Brasília (AE) – O governo decidiu bancar o financiamento da próxima safra agrícola, já que as tradings e as indústrias processadoras não estão querendo liberar recursos. Ontem, o Ministério da Agricultura anunciou que o Banco do Brasil irá liberar R$ 5 bilhões para os agricultores em setembro. “É a maior oferta de crédito para a agricultura num único mês”, afirmou o gerente-executivo do agronegócio do banco, José Carlos Vaz. Para garantir o dinheiro, o governo negociou com o Banco do Brasil a antecipação das liberações.

“O quadro circunstancial é de menor oferta de crédito. As tradings estão muito resistentes em financiar a agricultura”, explicou o secretário de Política Agrícola do ministério, Ivan Wedekin. Do total, R$ 4,124 bilhões serão destinados para custeio das lavouras, R$ 396 milhões para investimento e outros R$ 480 milhões para apoio à comercialização.

A resistência privada vem do fato de muitos produtores de soja, principalmente de Goiás, terem rompido contratos futuros para a entrega da oleaginosa na safra 2003/04. Os contratos foram fechados, no período pré-plantio, a um determinado preço, mas os produtores romperam os acordos firmados depois que as cotações internacionais, no momento da colheita, tiveram alta expressiva.

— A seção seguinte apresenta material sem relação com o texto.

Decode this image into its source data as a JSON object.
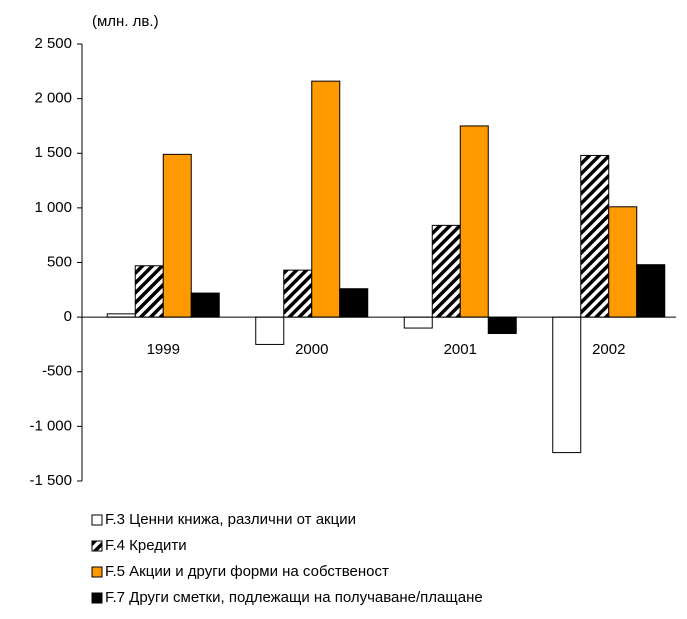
{
  "chart_data": {
    "type": "bar",
    "unit_label": "(млн. лв.)",
    "categories": [
      "1999",
      "2000",
      "2001",
      "2002"
    ],
    "series": [
      {
        "name": "F.3 Ценни книжа, различни от акции",
        "color": "#ffffff",
        "values": [
          30,
          -250,
          -100,
          -1240
        ]
      },
      {
        "name": "F.4 Кредити",
        "color": "#000000",
        "pattern": "diagonal-hatch",
        "values": [
          470,
          430,
          840,
          1480
        ]
      },
      {
        "name": "F.5 Акции и други форми на собственост",
        "color": "#ff9900",
        "values": [
          1490,
          2160,
          1750,
          1010
        ]
      },
      {
        "name": "F.7 Други сметки, подлежащи на получаване/плащане",
        "color": "#000000",
        "values": [
          220,
          260,
          -150,
          480
        ]
      }
    ],
    "ylim": [
      -1500,
      2500
    ],
    "yticks": [
      {
        "value": 2500,
        "label": "2 500"
      },
      {
        "value": 2000,
        "label": "2 000"
      },
      {
        "value": 1500,
        "label": "1 500"
      },
      {
        "value": 1000,
        "label": "1 000"
      },
      500,
      0,
      -500,
      {
        "value": -1000,
        "label": "-1 000"
      },
      {
        "value": -1500,
        "label": "-1 500"
      }
    ],
    "legend": "bottom-left",
    "grid": false
  }
}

Outro fator que fez o ministério pedir a antecipação das liberações, explicou Wedekin, foi a queda “além do esperado” dos preços agrícolas.

O secretário disse ainda que a maior parte dos R$ 5 bilhões será oferecida aos agricultores com taxa de juro fixa do crédito rural, de 8,75% ao ano. Ele acrescentou que se os produtores fossem buscar recursos no mercado livre, o encargo financeiro poderia chegar a 25% ao ano.

A previsão do BB é liberar, nos três primeiros meses do ano-safra, R$ 7,6 bilhões para a agricultura, R$ 1 bilhão acima do liberado em igual período da safra 2003/04. O ano-agrícola começou em julho. No ano-safra, o governo prevê liberação de R$ 46,5 bilhões para a agricultura empresarial e familiar. Desse total, o banco deve liberar R$ 25,5 bilhões, incremento de 24% em relação à safra 2003/04. Do total, a instituição vai oferecer R$ 4,1 bilhões para a agricultura familiar e R$ 21,4 bilhões para o segmento empresarial. “Por enquanto, ainda trabalhamos com a estimativa inicial, mas as liberações podem ficar acima do previsto”, afirmou Wedekin.

Em julho foram liberados R$ 2,285 bilhões em crédito rural para custeio e investimento. Esse montante é 16% inferior aos R$ 2,73 bilhões de igual mês da safra 2003/04. Wedekin avaliou que a queda não preocupa, pois as contratações devem aumentar nos próximos meses. Do total liberado, R$ 648 milhões foram para programas de investimentos, um crescimento de 26%.

O secretário confirmou que os técnicos da Companhia Nacional de Abastecimento (Conab) irão a campo no começo de outubro para avaliar a intenção de plantio na safra 2004/05. A expectativa é de crescimento na área plantada de soja, milho e algodão, disse ele, sem citar volumes.